Sie leiteten die avantgardische Literatur. Das Gemeinsame an ihnen war, dass sie das humanistische Prinzip gegenüber dem antihumanistischen Barbarismus der Faschisten verteidigten.
Aber die große Gruppe der Exilschriftsteller bildete keineswegs eine literarische Einheit. Nach dem Krieg konnten die bürgerlichen Schriftsteller nicht sofort ihr Schicksal entscheiden.
Th. Mann, L. Feuchtwanger u.a. fanden den Weg nicht zurück nach Deutschland. Sie bildeten die 3. Ausgangsposition für die deutsche Literatur.
Ihre Entfremdung und Entfernung von den konkreten Lebensfragen der Nation waren die Ursache für besondere Schaffensprobleme.
Die politische Differenzierung wirkte sich zunächst stark auf die Wahl des Landes aus der Emigration zurückkehrenden deutschen Schriftsteller aus, die die 4. Ausgangsposition der deutschen Literatur bilden.
Von 1945 bis 1949 hatten sich ausnahmslos alle bedeutenden Schriftsteller mit marxistischer Weltanschauung und sozialistischer Literaturauffassung im Osten Deutschlands niedergelassen (J. Becher, W. Bredel, A. Segers, E. Weinert, F. Wolf) oder in den kapitalistischen Ländern (B. Brecht, A. Segers, Bodo Uhse, Ludwig Renn) – sie alle nahmen aktiv am Aufbau der antifaschistisch-demokratischen Ordnung teil.

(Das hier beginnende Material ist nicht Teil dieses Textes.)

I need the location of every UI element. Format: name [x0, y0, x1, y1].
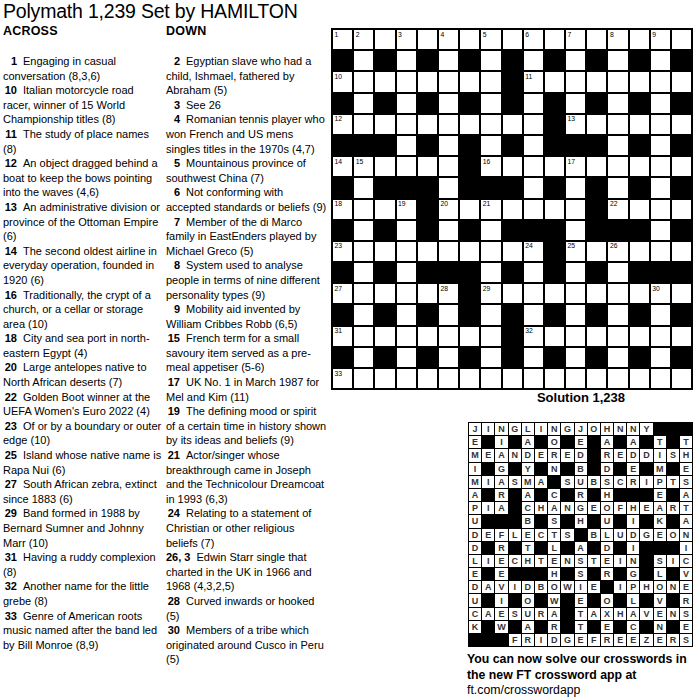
- solution-letter-cell: E: [482, 449, 494, 461]
- white-cell[interactable]: [672, 200, 691, 219]
- solution-letter-cell: A: [522, 621, 534, 633]
- white-cell[interactable]: [354, 327, 373, 346]
- white-cell[interactable]: [354, 115, 373, 134]
- white-cell[interactable]: [397, 369, 416, 388]
- solution-letter-cell: C: [680, 555, 692, 567]
- white-cell[interactable]: [354, 305, 373, 324]
- solution-letter-cell: N: [654, 621, 666, 633]
- white-cell[interactable]: [630, 284, 649, 303]
- white-cell[interactable]: [608, 136, 627, 155]
- solution-letter-cell: R: [535, 608, 547, 620]
- white-cell[interactable]: [418, 369, 437, 388]
- white-cell[interactable]: 9: [651, 30, 670, 49]
- white-cell[interactable]: [418, 72, 437, 91]
- white-cell[interactable]: 3: [397, 30, 416, 49]
- white-cell[interactable]: [397, 263, 416, 282]
- white-cell[interactable]: [397, 72, 416, 91]
- black-cell: [375, 263, 394, 282]
- solution-letter-cell: N: [509, 449, 521, 461]
- solution-letter-cell: E: [627, 634, 639, 646]
- white-cell[interactable]: [672, 157, 691, 176]
- white-cell[interactable]: [460, 327, 479, 346]
- white-cell[interactable]: [439, 94, 458, 113]
- white-cell[interactable]: [375, 157, 394, 176]
- solution-black-cell: [482, 634, 494, 646]
- white-cell[interactable]: [608, 51, 627, 70]
- solution-letter-cell: E: [548, 555, 560, 567]
- white-cell[interactable]: [651, 115, 670, 134]
- white-cell[interactable]: [503, 242, 522, 261]
- white-cell[interactable]: [608, 72, 627, 91]
- white-cell[interactable]: [439, 72, 458, 91]
- white-cell[interactable]: [439, 115, 458, 134]
- white-cell[interactable]: 22: [608, 200, 627, 219]
- white-cell[interactable]: [439, 178, 458, 197]
- white-cell[interactable]: 4: [439, 30, 458, 49]
- white-cell[interactable]: [566, 284, 585, 303]
- clue-number: 29: [3, 506, 17, 521]
- white-cell[interactable]: [354, 284, 373, 303]
- white-cell[interactable]: [439, 369, 458, 388]
- solution-letter-cell: A: [680, 515, 692, 527]
- white-cell[interactable]: [354, 51, 373, 70]
- solution-letter-cell: E: [482, 529, 494, 541]
- white-cell[interactable]: [481, 369, 500, 388]
- white-cell[interactable]: [672, 115, 691, 134]
- white-cell[interactable]: 23: [333, 242, 352, 261]
- clue-down-24: 24Relating to a statement of Christian o…: [166, 506, 328, 550]
- solution-letter-cell: S: [561, 529, 573, 541]
- white-cell[interactable]: [397, 327, 416, 346]
- white-cell[interactable]: [651, 200, 670, 219]
- white-cell[interactable]: [566, 305, 585, 324]
- solution-letter-cell: F: [614, 502, 626, 514]
- white-cell[interactable]: 21: [481, 200, 500, 219]
- clue-across-31: 31Having a ruddy complexion (8): [3, 550, 162, 579]
- solution-letter-cell: N: [548, 423, 560, 435]
- white-cell[interactable]: [545, 200, 564, 219]
- white-cell[interactable]: [418, 327, 437, 346]
- solution-letter-cell: C: [469, 608, 481, 620]
- black-cell: [545, 178, 564, 197]
- white-cell[interactable]: [375, 369, 394, 388]
- white-cell[interactable]: [566, 51, 585, 70]
- white-cell[interactable]: [439, 221, 458, 240]
- white-cell[interactable]: [503, 284, 522, 303]
- white-cell[interactable]: [566, 348, 585, 367]
- white-cell[interactable]: [524, 51, 543, 70]
- white-cell[interactable]: 25: [566, 242, 585, 261]
- solution-letter-cell: M: [469, 449, 481, 461]
- clue-number: 31: [3, 550, 17, 565]
- white-cell[interactable]: [524, 284, 543, 303]
- solution-letter-cell: N: [495, 423, 507, 435]
- white-cell[interactable]: [439, 327, 458, 346]
- white-cell[interactable]: [418, 284, 437, 303]
- white-cell[interactable]: [354, 221, 373, 240]
- white-cell[interactable]: [524, 178, 543, 197]
- white-cell[interactable]: [587, 157, 606, 176]
- white-cell[interactable]: 5: [481, 30, 500, 49]
- footer-link[interactable]: ft.com/crosswordapp: [467, 683, 699, 699]
- white-cell[interactable]: [608, 305, 627, 324]
- white-cell[interactable]: [630, 327, 649, 346]
- white-cell[interactable]: 17: [566, 157, 585, 176]
- solution-black-cell: [495, 515, 507, 527]
- white-cell[interactable]: [375, 327, 394, 346]
- white-cell[interactable]: [460, 115, 479, 134]
- solution-letter-cell: I: [627, 542, 639, 554]
- white-cell[interactable]: [460, 242, 479, 261]
- solution-letter-cell: A: [575, 542, 587, 554]
- cell-number: 9: [652, 31, 656, 38]
- white-cell[interactable]: [439, 136, 458, 155]
- white-cell[interactable]: 12: [333, 115, 352, 134]
- solution-letter-cell: A: [482, 581, 494, 593]
- white-cell[interactable]: [460, 30, 479, 49]
- white-cell[interactable]: [608, 178, 627, 197]
- solution-letter-cell: V: [680, 568, 692, 580]
- white-cell[interactable]: [481, 305, 500, 324]
- black-cell: [460, 221, 479, 240]
- solution-letter-cell: C: [509, 555, 521, 567]
- white-cell[interactable]: [672, 369, 691, 388]
- white-cell[interactable]: [608, 284, 627, 303]
- white-cell[interactable]: [439, 51, 458, 70]
- solution-letter-cell: V: [495, 581, 507, 593]
- white-cell[interactable]: [608, 115, 627, 134]
- solution-black-cell: [667, 436, 679, 448]
- white-cell[interactable]: [503, 157, 522, 176]
- white-cell[interactable]: 32: [524, 327, 543, 346]
- white-cell[interactable]: [545, 327, 564, 346]
- white-cell[interactable]: [545, 30, 564, 49]
- white-cell[interactable]: [630, 30, 649, 49]
- solution-black-cell: [535, 463, 547, 475]
- white-cell[interactable]: [418, 115, 437, 134]
- solution-letter-cell: N: [561, 502, 573, 514]
- white-cell[interactable]: [672, 30, 691, 49]
- cell-number: 3: [398, 31, 402, 38]
- solution-letter-cell: W: [548, 594, 560, 606]
- solution-black-cell: [667, 515, 679, 527]
- white-cell[interactable]: [397, 305, 416, 324]
- white-cell[interactable]: [481, 263, 500, 282]
- solution-letter-cell: A: [482, 608, 494, 620]
- white-cell[interactable]: [587, 72, 606, 91]
- white-cell[interactable]: 31: [333, 327, 352, 346]
- white-cell[interactable]: [481, 348, 500, 367]
- clue-number: 23: [3, 419, 17, 434]
- white-cell[interactable]: [630, 157, 649, 176]
- white-cell[interactable]: [630, 369, 649, 388]
- black-cell: [545, 115, 564, 134]
- white-cell[interactable]: [481, 327, 500, 346]
- white-cell[interactable]: [354, 263, 373, 282]
- white-cell[interactable]: [460, 200, 479, 219]
- solution-black-cell: [614, 568, 626, 580]
- white-cell[interactable]: 30: [651, 284, 670, 303]
- white-cell[interactable]: [397, 136, 416, 155]
- white-cell[interactable]: [608, 327, 627, 346]
- white-cell[interactable]: [439, 348, 458, 367]
- white-cell[interactable]: [608, 348, 627, 367]
- white-cell[interactable]: [397, 221, 416, 240]
- white-cell[interactable]: [439, 242, 458, 261]
- solution-letter-cell: P: [627, 581, 639, 593]
- white-cell[interactable]: [375, 30, 394, 49]
- white-cell[interactable]: [460, 72, 479, 91]
- solution-black-cell: [561, 568, 573, 580]
- white-cell[interactable]: 33: [333, 369, 352, 388]
- solution-letter-cell: E: [627, 463, 639, 475]
- solution-letter-cell: G: [640, 529, 652, 541]
- white-cell[interactable]: [566, 94, 585, 113]
- white-cell[interactable]: [354, 72, 373, 91]
- white-cell[interactable]: [354, 200, 373, 219]
- white-cell[interactable]: [630, 200, 649, 219]
- white-cell[interactable]: [545, 72, 564, 91]
- white-cell[interactable]: [651, 51, 670, 70]
- white-cell[interactable]: 18: [333, 200, 352, 219]
- white-cell[interactable]: [503, 30, 522, 49]
- solution-black-cell: [561, 542, 573, 554]
- page-title: Polymath 1,239 Set by HAMILTON: [3, 0, 298, 23]
- white-cell[interactable]: [566, 72, 585, 91]
- white-cell[interactable]: [587, 369, 606, 388]
- white-cell[interactable]: [439, 305, 458, 324]
- white-cell[interactable]: [566, 369, 585, 388]
- white-cell[interactable]: [375, 200, 394, 219]
- solution-letter-cell: E: [495, 555, 507, 567]
- white-cell[interactable]: [630, 242, 649, 261]
- white-cell[interactable]: [545, 157, 564, 176]
- white-cell[interactable]: [587, 327, 606, 346]
- white-cell[interactable]: [672, 327, 691, 346]
- black-cell: [587, 51, 606, 70]
- white-cell[interactable]: [545, 369, 564, 388]
- white-cell[interactable]: [651, 157, 670, 176]
- solution-letter-cell: I: [640, 476, 652, 488]
- solution-letter-cell: I: [614, 555, 626, 567]
- white-cell[interactable]: [481, 51, 500, 70]
- white-cell[interactable]: [481, 72, 500, 91]
- black-cell: [439, 263, 458, 282]
- white-cell[interactable]: [524, 369, 543, 388]
- solution-letter-cell: H: [548, 568, 560, 580]
- white-cell[interactable]: 2: [354, 30, 373, 49]
- white-cell[interactable]: [481, 136, 500, 155]
- cell-number: 7: [568, 31, 572, 38]
- white-cell[interactable]: [460, 369, 479, 388]
- white-cell[interactable]: 11: [524, 72, 543, 91]
- solution-letter-cell: H: [614, 608, 626, 620]
- white-cell[interactable]: [524, 348, 543, 367]
- white-cell[interactable]: [651, 305, 670, 324]
- white-cell[interactable]: 14: [333, 157, 352, 176]
- clue-number: 10: [3, 83, 17, 98]
- white-cell[interactable]: [608, 157, 627, 176]
- white-cell[interactable]: [397, 284, 416, 303]
- white-cell[interactable]: 26: [608, 242, 627, 261]
- white-cell[interactable]: [481, 221, 500, 240]
- white-cell[interactable]: [503, 369, 522, 388]
- puzzle-grid: 1234567891011121314151617181920212223242…: [331, 28, 693, 390]
- black-cell: [566, 136, 585, 155]
- solution-black-cell: [509, 621, 521, 633]
- white-cell[interactable]: [651, 348, 670, 367]
- white-cell[interactable]: [672, 242, 691, 261]
- white-cell[interactable]: [524, 94, 543, 113]
- white-cell[interactable]: [672, 284, 691, 303]
- white-cell[interactable]: [651, 72, 670, 91]
- cell-number: 23: [335, 242, 343, 249]
- white-cell[interactable]: [354, 348, 373, 367]
- solution-letter-cell: I: [495, 594, 507, 606]
- solution-black-cell: [509, 568, 521, 580]
- white-cell[interactable]: [397, 94, 416, 113]
- white-cell[interactable]: [566, 327, 585, 346]
- white-cell[interactable]: 27: [333, 284, 352, 303]
- white-cell[interactable]: [587, 242, 606, 261]
- white-cell[interactable]: [672, 72, 691, 91]
- white-cell[interactable]: [354, 242, 373, 261]
- black-cell: [333, 136, 352, 155]
- white-cell[interactable]: 10: [333, 72, 352, 91]
- solution-black-cell: [588, 449, 600, 461]
- white-cell[interactable]: [375, 242, 394, 261]
- solution-letter-cell: G: [561, 423, 573, 435]
- white-cell[interactable]: [608, 263, 627, 282]
- white-cell[interactable]: [587, 115, 606, 134]
- cell-number: 29: [483, 285, 491, 292]
- white-cell[interactable]: [397, 157, 416, 176]
- white-cell[interactable]: 7: [566, 30, 585, 49]
- cell-number: 4: [440, 31, 444, 38]
- white-cell[interactable]: [651, 369, 670, 388]
- black-cell: [460, 51, 479, 70]
- white-cell[interactable]: [503, 200, 522, 219]
- solution-black-cell: [640, 621, 652, 633]
- white-cell[interactable]: [651, 327, 670, 346]
- white-cell[interactable]: [503, 115, 522, 134]
- white-cell[interactable]: [481, 242, 500, 261]
- black-cell: [418, 94, 437, 113]
- black-cell: [545, 263, 564, 282]
- white-cell[interactable]: 13: [566, 115, 585, 134]
- black-cell: [503, 94, 522, 113]
- white-cell[interactable]: [439, 157, 458, 176]
- white-cell[interactable]: [375, 115, 394, 134]
- white-cell[interactable]: [566, 178, 585, 197]
- solution-letter-cell: M: [654, 463, 666, 475]
- solution-black-cell: [614, 463, 626, 475]
- solution-letter-cell: F: [588, 634, 600, 646]
- white-cell[interactable]: [397, 348, 416, 367]
- white-cell[interactable]: 16: [481, 157, 500, 176]
- solution-letter-cell: K: [469, 621, 481, 633]
- white-cell[interactable]: [375, 72, 394, 91]
- white-cell[interactable]: [524, 305, 543, 324]
- white-cell[interactable]: [608, 369, 627, 388]
- black-cell: [503, 263, 522, 282]
- white-cell[interactable]: [566, 221, 585, 240]
- white-cell[interactable]: [651, 221, 670, 240]
- white-cell[interactable]: [397, 115, 416, 134]
- white-cell[interactable]: 29: [481, 284, 500, 303]
- white-cell[interactable]: [587, 30, 606, 49]
- white-cell[interactable]: 20: [439, 200, 458, 219]
- white-cell[interactable]: [354, 369, 373, 388]
- black-cell: [460, 178, 479, 197]
- clue-down-8: 8System used to analyse people in terms …: [166, 258, 328, 302]
- white-cell[interactable]: [524, 136, 543, 155]
- white-cell[interactable]: 19: [397, 200, 416, 219]
- black-cell: [672, 178, 691, 197]
- white-cell[interactable]: [608, 94, 627, 113]
- white-cell[interactable]: [545, 284, 564, 303]
- solution-letter-cell: F: [509, 634, 521, 646]
- white-cell[interactable]: [587, 284, 606, 303]
- black-cell: [503, 51, 522, 70]
- white-cell[interactable]: 28: [439, 284, 458, 303]
- white-cell[interactable]: [524, 263, 543, 282]
- white-cell[interactable]: [481, 115, 500, 134]
- white-cell[interactable]: [651, 242, 670, 261]
- solution-black-cell: [627, 489, 639, 501]
- white-cell[interactable]: [566, 200, 585, 219]
- white-cell[interactable]: [481, 94, 500, 113]
- white-cell[interactable]: [418, 242, 437, 261]
- solution-letter-cell: E: [495, 568, 507, 580]
- white-cell[interactable]: 15: [354, 157, 373, 176]
- white-cell[interactable]: [354, 178, 373, 197]
- white-cell[interactable]: [524, 115, 543, 134]
- white-cell[interactable]: [566, 263, 585, 282]
- cell-number: 20: [440, 200, 448, 207]
- solution-letter-cell: T: [654, 436, 666, 448]
- solution-black-cell: [588, 489, 600, 501]
- white-cell[interactable]: [524, 200, 543, 219]
- white-cell[interactable]: [375, 284, 394, 303]
- white-cell[interactable]: [397, 51, 416, 70]
- white-cell[interactable]: [418, 157, 437, 176]
- clue-down-2: 2Egyptian slave who had a child, Ishmael…: [166, 54, 328, 98]
- solution-letter-cell: B: [522, 515, 534, 527]
- black-cell: [333, 305, 352, 324]
- solution-letter-cell: C: [535, 529, 547, 541]
- white-cell[interactable]: 24: [524, 242, 543, 261]
- white-cell[interactable]: 6: [524, 30, 543, 49]
- white-cell[interactable]: [630, 72, 649, 91]
- solution-letter-cell: S: [680, 476, 692, 488]
- white-cell[interactable]: [524, 157, 543, 176]
- white-cell[interactable]: 8: [608, 30, 627, 49]
- white-cell[interactable]: [651, 178, 670, 197]
- white-cell[interactable]: [651, 136, 670, 155]
- white-cell[interactable]: [418, 30, 437, 49]
- white-cell[interactable]: 1: [333, 30, 352, 49]
- solution-black-cell: [548, 476, 560, 488]
- white-cell[interactable]: [630, 115, 649, 134]
- white-cell[interactable]: [651, 94, 670, 113]
- black-cell: [418, 51, 437, 70]
- cell-number: 30: [652, 285, 660, 292]
- white-cell[interactable]: [397, 242, 416, 261]
- white-cell[interactable]: [354, 94, 373, 113]
- solution-letter-cell: S: [575, 568, 587, 580]
- solution-black-cell: [588, 594, 600, 606]
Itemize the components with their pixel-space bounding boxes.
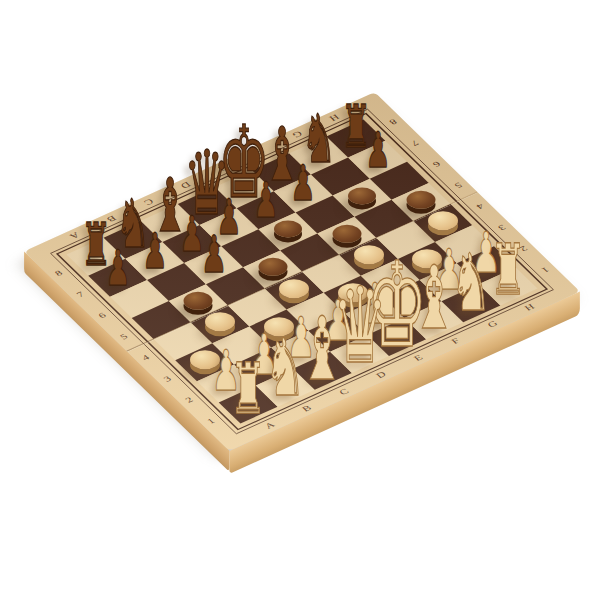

Unter ihnen gab es Schriftsteller, die zuerst in die Westzone zurückkehrten, zu ihrem früheren Wohnsitz. Sie siedelten aber in den ersten Jahren
in die sowjetische Besatzungszone über (Hans Marchwitzer, Stephan Hermlin, Eduard Claudius). Sie alle wirkten nicht nur mit dem dichterischen Wort, sondern auch mit der praktischen Tat.
Die 5. Gruppe bilden die Schriftsteller, die in Hitlerdeutschland am illegalen Kampf teilgenommen hatten, illegal in Deutschland gelebt hatten und sich nach der Zerschlagung des Faschismus sofort für die neue Ordnung entschieden. Otto Gotsche, Wolfgang Joho, Karl Grünberg.
Auf diese Weise verfügte das deutsche Volk über eine außergewöhnlich günstige und fruchtbare Ausgangsposition für die Entwicklung einer großen volksverbundenen Literatur.
Ungeachtet der vielen Unterscheide in den individuellen Schreibstilen stimmten die meisten Autoren in den entscheidenden Grundfragen des literarischen Schaffens überein.
Fragen und Aufgaben zum Thema für die selbständige Arbeit:
1. Lesen Sie über die geschichtliche Lage Deutschlands.
2. Wann und wie erlebte die deutsche Literatur besondere Veränderungen?
3. Welche zwei Richtungen erschienen in der Literatur?
4. Welche drei Ausgangspositionen entstanden damals in der Literatur?
5. Welche fünf Gruppen der Schriftsteller waren in der deutschen Literatur nach dem zweiten Krieg?